Tudo Menos Economia

Por

Bagão Félix, Francisco Louçã e Ricardo Cabral

António Bagão Félix

24 de Maio de 2015, 08:45

Por

Jacarandás, de volta

jacaranda 2Domingo de Maio em Lisboa, de novo engalanada pela exuberância dos cachos de flores dos Jacarandás (Jacaranda mimosifolia, D.Don). O azul violáceo das panículas trombetadas surge em todo o seu esplendor por cima do castanho dos ramos desengonçados que lhes dão maternidade. Uma das suas mais fulgentes manifestações da natureza arbórea.

Uma árvore com uma vivência anual algo estranha para Portugal. Não segue a regra geral de se desnudar no Inverno. No entanto, é caducifólia (ou quase) como a maioria das árvores companheiras de parques e ruas mas, ao contrário destas, não perde as folhas a partir do Outono, mas mais lá para a frente. Aliás, não chega a ficar completamente sem folhas. Por isso, se diz que tem folhas marcescentes, o que significa que não se soltam dos ramos quando estiolam e secam, mas quando surge a nova rebentação.

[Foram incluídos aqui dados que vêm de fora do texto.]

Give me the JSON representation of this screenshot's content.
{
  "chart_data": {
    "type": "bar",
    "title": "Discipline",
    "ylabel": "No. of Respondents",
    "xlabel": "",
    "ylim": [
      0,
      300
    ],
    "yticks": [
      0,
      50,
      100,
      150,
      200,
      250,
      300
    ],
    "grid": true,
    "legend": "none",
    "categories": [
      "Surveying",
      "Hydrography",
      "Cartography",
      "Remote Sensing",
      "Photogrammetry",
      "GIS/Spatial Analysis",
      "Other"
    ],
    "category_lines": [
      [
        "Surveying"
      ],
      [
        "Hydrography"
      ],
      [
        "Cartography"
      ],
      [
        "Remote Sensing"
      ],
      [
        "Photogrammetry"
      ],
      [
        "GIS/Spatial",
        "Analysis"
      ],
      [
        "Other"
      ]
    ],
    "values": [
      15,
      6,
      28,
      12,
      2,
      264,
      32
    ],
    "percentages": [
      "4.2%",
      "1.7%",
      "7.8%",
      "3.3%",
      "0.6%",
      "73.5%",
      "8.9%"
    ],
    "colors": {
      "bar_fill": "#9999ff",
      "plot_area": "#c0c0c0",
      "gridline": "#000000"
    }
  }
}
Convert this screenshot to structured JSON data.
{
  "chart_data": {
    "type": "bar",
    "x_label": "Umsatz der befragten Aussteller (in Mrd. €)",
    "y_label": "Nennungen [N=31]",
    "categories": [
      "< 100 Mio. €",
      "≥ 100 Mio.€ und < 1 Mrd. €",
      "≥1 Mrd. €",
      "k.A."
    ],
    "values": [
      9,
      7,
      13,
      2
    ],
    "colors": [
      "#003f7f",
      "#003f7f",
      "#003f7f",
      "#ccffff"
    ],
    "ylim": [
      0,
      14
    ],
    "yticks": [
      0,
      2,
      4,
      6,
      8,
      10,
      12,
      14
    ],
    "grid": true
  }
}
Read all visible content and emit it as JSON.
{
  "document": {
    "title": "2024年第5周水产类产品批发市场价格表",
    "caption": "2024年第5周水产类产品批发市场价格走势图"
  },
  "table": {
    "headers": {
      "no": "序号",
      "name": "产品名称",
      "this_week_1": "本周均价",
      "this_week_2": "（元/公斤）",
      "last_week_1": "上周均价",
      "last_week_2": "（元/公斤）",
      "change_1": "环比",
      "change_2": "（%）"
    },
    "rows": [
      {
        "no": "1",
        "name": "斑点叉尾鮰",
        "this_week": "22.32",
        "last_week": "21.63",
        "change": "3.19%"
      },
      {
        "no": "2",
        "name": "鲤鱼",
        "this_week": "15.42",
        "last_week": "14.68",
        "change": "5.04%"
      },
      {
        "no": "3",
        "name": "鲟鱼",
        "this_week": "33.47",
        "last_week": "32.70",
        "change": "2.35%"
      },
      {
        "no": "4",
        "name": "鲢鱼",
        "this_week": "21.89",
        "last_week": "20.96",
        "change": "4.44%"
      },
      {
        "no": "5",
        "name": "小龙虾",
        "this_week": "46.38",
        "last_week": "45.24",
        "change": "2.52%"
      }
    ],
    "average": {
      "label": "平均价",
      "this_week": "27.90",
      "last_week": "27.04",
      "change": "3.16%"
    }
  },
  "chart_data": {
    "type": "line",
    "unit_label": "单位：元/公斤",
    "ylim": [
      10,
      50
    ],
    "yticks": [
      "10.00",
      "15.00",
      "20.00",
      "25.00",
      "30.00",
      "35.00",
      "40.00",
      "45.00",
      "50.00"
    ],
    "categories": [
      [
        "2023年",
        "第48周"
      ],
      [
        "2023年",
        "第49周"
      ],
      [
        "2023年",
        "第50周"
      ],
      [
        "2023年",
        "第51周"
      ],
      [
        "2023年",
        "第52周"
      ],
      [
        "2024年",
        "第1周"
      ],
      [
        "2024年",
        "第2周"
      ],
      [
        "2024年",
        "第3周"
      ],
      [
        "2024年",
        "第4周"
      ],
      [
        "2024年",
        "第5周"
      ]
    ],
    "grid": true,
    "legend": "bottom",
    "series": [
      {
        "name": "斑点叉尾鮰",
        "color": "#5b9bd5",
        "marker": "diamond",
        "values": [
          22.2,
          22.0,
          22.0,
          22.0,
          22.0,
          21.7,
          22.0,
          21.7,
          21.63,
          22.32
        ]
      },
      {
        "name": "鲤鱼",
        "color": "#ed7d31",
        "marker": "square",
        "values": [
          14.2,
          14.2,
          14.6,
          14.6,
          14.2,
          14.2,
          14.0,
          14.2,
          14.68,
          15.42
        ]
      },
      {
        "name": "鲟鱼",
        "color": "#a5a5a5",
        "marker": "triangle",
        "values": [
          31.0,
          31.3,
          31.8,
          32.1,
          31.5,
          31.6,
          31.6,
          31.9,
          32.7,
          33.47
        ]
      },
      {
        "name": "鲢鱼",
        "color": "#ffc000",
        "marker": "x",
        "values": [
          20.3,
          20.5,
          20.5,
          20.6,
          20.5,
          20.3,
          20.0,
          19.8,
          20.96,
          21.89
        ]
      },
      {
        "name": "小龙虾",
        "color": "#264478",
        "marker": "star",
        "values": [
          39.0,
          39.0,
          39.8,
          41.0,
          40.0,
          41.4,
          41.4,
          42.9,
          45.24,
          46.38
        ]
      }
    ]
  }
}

O nome jacarandá é já de si musical, quase bachiano, com a sonoridade polifónica das sílabas provindas dos índios tupi.

As flores perfumadas formam tapetes à volta do perímetro da copa, sempre irregular. Pela sua textura viscosa, há quem, menos sensível à bela prodigalidade, fique incomodado pelos passeios e automóveis se cobrirem das flores após a inevitável despedida.

Em Lisboa, nas Avenidas Novas, na Rua Castilho, na Avenida D. Carlos ou no parque Eduardo VII – só para citar as artérias mais sortudas – podemos observar a notável síntese entre a árvore isolada e o conjunto. O resultado é maior do que a soma das parcelas e varia em função da luz de cada dia. Nas manhãs mais sombrias, surgem com uma cor mais intimista, numa junção singela com o tom mais ou menos plúmbeo do céu. Nos dias de sol luzidio e mediterrânico de uma Lisboa meia arabizada sobressaem os tons de pigmentos mais azuis do que os de magenta. É o triplo holismo da passagem de uma das suas flores para o conjunto de uma inflorescência, de todas as inflorescências para a árvore e de cada uma destas para o conjunto das árvores.

O jacarandá é, também, um bom exercício para a difícil distinção das cores entre o azul e o vermelho. As suas corolas bilabiadas são para uns mais roxas, para outros mais púrpura, violeta, lilás, magenta e até essa cor estranha de índigo.

Na África do Sul, o jacarandá é considerado uma árvore nacional. Em Pretória, é vista aos milhares pelas artérias, parques e jardins. O tempo de floração coincide, nesta cidade, com o período universitário de exames, dando origem a uma curiosa tradição: sempre que uma flor cai em cima da cabeça de um estudante, certo é que passará nos seus exames. Infelizmente, nem sempre se concretiza esta lenda, mas a culpa, por certo, não é da árvore…

jacaranda 3Os frutos – cápsulas, verdes de início – amadurecem e secam em tons de castanho. No Outono, porque deiscentes, abrem-se como um bivalve e deixam cair em suaves e alegres movimentos as minúsculas e numerosas sementes cor de café, com asas membranosas. Têm uma forma imperfeitamente oval e uma textura algo carnosa e lenhosa, ainda que achatada. Fazem lembrar as conchas em Portugal, não fossemos nós um país de mar pela terra dentro. Em Espanha, a associação faz-se com as castanholas e, em França, com as ostras.

Eugénio de Andrade haveria de escrever sobre o exotismo desta árvore sul-americana: “nesta Lisboa, onde mansos e lisos os dias passam a ver as gaivotas, e a cor dos jacarandás floridos se mistura à do Tejo, em flor também”.

Aproveitemos o acolhimento de cores, perfumes e movimentos dos jacarandás, entre a memória do ano pretérito e a saudade para o ano vindouro.